Lenud's Ferry
Berkeley County, SC | May 6, 1780
Charles, Lord Cornwallis captured Mount Pleasant, which produced the evacuation of Patriot posts at Lempriere’s and Wando. From the forks of the Wando River, he sent British reconnaissance patrols out to locate or impede Continental Army movements north of Charles Town, as well as forage and to plunder throughout St. Thomas Parish (Berkeley Co.). Lt. Col. Banastre Tarleton, learning of Patriot troop movements from a Loyalist at Ball’s plantation near Strawberry Ferry, raced his 150 men to Lenud’s Ferry crossing to gather further intelligence and to assess for himself the Patriot strength and situation.
Col. Anthony Walton White rested his 1st Continental Light Dragoons on the south side of the Santee River, together with Lt. Col. William Washington’s 3rd Continental Light Dragoons, awaiting the arrival of Col. Abraham Buford’s 3rd Virginia Detachment of infantry and an artillery company. They unbridled and unsaddled their horses. White supposedly requested boats to carry them across the river. White dismissed Washington’s precaution to cross the river and wait on the north side. Col. Abraham Buford’s 3rd Virginia finally arrived on the north side of the Santee River.
Tarleton pressed forward to strike, surprise and charge White’s and Washington’s Continentals at 3 p.m., hoping to repeat his catastrophic attack at Monck’s Corner the previous month. Tarleton reported the Americans, "being totally surprised, resistance and slaughter soon ceased...All the horses, arms, and accoutrements of the Americans were captured. Colonels White, Washington, and Jamieson, with some officers and men, availed themselves of their swimming, to take their escape, while many who wished to follow their example perished in the river." Buford’s Virginians could do little but watch the fight from across the wide water. White, Washington and others escaped by swimming across the fast-moving river, while others fled into the riverside swamp.
Tarleton captured 100 horses. His 150 dragoons smashed and demolished the Patriot cavalry and freed 18 British prisoners held by Patriots since earlier in the morning action at Ball’s Plantation.
Cornwallis wrote that this action “totally demolished their [American] cavalry.” Col. Harry Lee assessed: “…the second discomfiture of our cavalry, gave to the enemy the uncontrolled possession of all the country between the Cooper and Santee rivers, and extinguished the glimmering hopes that had been still entertained of the practicability of a retreat from the town.”
Both Lt. Col. Anthony Walton White and Lt. Col. William Washington went to Halifax, North Carolina to begin rebuilding their regiments. Washington leveled charges against White but he was exonerated by court martial. Lt. Col.

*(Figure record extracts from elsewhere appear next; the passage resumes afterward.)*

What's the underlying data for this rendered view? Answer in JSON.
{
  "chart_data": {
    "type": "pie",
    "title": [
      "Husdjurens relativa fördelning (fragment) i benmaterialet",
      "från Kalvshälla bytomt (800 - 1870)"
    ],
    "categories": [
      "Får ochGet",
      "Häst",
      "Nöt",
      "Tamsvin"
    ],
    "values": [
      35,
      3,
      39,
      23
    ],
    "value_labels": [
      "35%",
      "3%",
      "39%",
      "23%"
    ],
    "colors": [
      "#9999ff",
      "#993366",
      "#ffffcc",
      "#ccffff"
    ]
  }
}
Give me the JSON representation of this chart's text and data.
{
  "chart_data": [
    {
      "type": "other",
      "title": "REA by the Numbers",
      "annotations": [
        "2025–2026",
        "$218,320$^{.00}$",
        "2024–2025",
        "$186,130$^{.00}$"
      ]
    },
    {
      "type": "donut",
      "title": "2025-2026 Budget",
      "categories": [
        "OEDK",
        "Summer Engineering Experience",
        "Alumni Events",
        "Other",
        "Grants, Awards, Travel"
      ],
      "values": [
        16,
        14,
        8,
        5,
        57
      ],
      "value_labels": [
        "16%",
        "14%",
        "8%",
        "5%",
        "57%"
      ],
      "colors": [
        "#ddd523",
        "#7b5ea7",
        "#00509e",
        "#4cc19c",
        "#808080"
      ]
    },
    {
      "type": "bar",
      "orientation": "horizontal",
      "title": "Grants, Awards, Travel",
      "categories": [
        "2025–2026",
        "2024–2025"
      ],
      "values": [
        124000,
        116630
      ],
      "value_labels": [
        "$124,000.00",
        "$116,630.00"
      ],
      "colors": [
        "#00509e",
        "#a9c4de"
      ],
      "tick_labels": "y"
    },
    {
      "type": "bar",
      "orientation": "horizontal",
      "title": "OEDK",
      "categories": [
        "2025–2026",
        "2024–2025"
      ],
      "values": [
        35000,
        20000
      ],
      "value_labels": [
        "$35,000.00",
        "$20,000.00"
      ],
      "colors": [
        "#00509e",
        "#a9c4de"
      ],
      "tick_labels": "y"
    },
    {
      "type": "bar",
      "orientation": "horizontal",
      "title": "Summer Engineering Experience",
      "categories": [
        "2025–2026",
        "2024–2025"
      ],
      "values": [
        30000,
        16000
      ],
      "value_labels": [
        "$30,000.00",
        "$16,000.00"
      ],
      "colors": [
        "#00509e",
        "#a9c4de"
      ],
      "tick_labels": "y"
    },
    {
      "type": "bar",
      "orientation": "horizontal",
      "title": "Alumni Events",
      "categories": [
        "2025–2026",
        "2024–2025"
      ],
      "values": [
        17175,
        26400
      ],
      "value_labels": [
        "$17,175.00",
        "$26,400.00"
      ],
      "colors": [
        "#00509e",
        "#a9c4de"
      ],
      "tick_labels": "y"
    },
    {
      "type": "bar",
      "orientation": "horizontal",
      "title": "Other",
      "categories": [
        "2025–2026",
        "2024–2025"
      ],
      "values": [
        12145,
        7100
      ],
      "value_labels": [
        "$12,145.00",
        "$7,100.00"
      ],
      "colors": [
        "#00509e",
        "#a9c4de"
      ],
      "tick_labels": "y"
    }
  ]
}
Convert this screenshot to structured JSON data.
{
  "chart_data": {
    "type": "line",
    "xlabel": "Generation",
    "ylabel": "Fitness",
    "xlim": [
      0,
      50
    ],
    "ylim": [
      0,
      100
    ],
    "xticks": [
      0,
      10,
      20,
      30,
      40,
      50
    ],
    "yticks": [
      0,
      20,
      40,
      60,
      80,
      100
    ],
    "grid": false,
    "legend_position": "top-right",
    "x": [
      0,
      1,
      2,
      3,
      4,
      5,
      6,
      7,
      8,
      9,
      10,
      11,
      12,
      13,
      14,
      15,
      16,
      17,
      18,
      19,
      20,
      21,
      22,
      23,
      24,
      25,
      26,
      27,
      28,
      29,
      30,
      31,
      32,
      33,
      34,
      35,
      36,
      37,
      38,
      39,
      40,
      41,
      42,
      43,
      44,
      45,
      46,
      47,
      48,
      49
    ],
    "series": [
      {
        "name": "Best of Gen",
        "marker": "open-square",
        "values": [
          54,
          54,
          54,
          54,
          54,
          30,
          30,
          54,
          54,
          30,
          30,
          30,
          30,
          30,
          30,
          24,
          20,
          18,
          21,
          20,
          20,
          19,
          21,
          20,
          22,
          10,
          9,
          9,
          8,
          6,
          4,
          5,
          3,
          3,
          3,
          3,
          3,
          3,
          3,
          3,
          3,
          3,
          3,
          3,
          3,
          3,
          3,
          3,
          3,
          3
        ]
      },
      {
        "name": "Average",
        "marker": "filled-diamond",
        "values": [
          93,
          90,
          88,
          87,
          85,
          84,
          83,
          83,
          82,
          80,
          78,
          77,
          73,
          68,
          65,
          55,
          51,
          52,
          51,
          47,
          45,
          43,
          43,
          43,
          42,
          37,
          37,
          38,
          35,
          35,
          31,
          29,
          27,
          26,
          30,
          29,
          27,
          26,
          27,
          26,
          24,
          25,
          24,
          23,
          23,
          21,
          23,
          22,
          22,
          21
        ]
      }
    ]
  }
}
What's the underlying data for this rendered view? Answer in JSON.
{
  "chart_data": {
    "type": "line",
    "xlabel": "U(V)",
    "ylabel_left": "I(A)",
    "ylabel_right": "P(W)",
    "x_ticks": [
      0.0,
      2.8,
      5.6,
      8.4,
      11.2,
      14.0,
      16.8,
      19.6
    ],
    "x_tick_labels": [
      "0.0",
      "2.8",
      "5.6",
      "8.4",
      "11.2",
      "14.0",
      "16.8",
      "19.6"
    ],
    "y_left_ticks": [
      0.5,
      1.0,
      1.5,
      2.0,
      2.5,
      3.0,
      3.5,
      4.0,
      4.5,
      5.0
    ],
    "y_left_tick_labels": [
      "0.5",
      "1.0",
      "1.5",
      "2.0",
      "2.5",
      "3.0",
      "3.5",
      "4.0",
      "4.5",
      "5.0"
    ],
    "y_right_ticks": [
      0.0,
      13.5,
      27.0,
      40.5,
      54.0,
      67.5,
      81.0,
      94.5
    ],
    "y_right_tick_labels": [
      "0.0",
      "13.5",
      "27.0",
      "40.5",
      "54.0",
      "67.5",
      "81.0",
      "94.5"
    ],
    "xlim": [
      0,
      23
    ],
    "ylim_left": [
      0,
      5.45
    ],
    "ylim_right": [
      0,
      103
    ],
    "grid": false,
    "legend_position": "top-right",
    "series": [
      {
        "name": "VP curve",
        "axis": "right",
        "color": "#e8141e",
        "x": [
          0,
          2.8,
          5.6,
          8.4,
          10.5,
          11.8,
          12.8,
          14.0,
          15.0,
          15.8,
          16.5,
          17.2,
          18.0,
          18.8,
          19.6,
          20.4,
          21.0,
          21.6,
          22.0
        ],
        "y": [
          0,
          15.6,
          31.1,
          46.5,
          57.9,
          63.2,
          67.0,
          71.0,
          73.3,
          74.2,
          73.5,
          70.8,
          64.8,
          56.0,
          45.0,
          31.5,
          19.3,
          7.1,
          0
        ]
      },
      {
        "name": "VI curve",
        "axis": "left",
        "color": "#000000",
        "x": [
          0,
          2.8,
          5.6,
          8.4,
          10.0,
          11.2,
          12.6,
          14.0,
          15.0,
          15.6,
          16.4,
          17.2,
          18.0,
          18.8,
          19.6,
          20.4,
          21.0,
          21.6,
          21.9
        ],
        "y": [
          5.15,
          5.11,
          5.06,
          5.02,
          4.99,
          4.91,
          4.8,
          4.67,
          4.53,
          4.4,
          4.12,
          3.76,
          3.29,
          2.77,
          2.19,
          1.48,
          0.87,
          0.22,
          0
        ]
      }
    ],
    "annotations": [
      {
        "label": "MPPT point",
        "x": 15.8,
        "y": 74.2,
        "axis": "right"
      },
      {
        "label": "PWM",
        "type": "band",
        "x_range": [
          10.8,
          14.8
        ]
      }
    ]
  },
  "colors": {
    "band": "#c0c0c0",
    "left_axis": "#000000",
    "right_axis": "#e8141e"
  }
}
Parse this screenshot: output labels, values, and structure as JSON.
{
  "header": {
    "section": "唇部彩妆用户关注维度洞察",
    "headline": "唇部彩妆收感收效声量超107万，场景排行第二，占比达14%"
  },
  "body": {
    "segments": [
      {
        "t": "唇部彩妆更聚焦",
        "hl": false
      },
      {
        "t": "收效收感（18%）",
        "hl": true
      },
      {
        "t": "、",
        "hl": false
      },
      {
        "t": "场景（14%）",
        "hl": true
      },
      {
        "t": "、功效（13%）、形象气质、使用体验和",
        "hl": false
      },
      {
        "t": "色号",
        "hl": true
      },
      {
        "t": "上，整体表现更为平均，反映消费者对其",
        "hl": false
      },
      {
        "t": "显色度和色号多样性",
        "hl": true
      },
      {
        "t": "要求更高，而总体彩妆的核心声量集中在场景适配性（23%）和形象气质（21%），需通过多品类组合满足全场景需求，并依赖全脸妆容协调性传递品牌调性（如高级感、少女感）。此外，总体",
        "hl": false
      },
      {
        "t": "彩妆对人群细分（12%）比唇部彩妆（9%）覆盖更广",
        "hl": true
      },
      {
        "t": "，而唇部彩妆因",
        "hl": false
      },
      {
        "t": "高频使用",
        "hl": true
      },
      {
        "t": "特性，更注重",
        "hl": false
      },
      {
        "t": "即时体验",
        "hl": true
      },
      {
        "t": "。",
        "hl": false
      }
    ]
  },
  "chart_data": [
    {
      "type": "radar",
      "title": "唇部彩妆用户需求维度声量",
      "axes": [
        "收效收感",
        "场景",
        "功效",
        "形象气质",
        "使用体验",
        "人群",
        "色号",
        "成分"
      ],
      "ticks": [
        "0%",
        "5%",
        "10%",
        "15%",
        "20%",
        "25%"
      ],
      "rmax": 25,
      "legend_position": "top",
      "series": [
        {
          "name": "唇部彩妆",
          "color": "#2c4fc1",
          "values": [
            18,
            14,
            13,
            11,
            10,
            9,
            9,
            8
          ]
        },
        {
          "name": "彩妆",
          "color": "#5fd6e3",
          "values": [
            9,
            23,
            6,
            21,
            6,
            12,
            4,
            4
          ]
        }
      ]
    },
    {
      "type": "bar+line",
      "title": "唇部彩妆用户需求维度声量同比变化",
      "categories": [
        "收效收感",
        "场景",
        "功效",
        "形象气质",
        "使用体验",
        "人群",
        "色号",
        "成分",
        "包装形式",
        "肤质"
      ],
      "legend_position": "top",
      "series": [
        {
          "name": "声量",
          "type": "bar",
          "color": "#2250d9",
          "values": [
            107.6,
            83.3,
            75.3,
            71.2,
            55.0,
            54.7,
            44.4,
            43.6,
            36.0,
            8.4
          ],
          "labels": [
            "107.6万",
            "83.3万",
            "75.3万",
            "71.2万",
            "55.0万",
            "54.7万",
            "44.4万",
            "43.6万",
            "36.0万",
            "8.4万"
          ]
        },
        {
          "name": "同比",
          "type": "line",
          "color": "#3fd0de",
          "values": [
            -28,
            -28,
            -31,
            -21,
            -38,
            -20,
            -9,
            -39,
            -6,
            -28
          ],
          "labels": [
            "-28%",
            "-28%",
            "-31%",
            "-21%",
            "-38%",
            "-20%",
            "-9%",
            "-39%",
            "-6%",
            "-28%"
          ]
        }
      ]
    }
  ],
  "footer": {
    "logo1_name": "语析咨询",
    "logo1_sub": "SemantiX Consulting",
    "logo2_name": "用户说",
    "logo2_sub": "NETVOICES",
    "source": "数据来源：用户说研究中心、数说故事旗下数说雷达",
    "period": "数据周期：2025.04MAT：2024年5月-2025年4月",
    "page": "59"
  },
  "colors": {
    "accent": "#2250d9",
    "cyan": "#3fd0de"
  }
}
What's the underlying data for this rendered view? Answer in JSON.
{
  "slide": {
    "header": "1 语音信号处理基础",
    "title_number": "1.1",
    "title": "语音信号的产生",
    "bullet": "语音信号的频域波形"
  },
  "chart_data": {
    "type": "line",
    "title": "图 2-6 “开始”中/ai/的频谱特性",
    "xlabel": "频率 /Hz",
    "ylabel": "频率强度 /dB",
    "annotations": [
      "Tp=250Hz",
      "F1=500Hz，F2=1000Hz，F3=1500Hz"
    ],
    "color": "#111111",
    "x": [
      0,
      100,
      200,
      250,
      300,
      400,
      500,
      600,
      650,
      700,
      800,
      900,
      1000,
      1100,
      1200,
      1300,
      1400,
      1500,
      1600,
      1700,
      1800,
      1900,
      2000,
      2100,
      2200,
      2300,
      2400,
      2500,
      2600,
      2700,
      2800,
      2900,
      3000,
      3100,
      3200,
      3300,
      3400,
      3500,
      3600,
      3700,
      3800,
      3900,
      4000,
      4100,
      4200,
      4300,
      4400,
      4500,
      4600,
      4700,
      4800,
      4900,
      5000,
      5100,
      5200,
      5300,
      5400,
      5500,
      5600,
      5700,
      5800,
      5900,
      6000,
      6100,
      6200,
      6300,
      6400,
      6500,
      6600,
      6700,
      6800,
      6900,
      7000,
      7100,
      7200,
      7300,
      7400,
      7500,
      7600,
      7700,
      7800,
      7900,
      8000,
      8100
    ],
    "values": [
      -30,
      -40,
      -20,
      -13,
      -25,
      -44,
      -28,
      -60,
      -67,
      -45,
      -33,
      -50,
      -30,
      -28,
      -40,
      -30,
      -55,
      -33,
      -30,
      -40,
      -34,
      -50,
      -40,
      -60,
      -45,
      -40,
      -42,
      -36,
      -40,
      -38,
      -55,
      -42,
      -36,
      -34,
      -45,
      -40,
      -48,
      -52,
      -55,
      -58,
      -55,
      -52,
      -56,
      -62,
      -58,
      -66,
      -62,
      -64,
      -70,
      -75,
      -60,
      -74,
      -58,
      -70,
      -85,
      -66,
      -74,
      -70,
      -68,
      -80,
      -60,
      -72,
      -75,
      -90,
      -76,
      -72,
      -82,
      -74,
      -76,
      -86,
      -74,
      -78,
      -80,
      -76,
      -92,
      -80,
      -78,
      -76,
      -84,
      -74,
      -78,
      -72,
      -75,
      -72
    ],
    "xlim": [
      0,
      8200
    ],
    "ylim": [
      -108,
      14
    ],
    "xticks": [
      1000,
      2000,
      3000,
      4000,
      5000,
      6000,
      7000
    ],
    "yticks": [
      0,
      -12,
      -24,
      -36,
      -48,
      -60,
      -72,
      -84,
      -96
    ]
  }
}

William Washington rebuilt and trained his new recruits in time to rejoin Major General Nathanael Greene in December of 1780. White raised new men, horses and supplies in Virginia and later rejoined Greene in the South in 1782. Sir Henry Clinton proclaimed on May 22, 1780, the confiscation of their property and consigning corporal punishment menacing all rebels who should be found in arms or resisting the Crown authority. Tarleton chased Buford and his Virginia Continentals for 138 miles and caught up with them at the Waxhaws, near the border with North Carolina. In a battle known as Buford’s Massacre, Tarleton eliminated the last known army of Continentals at that moment in South Carolina.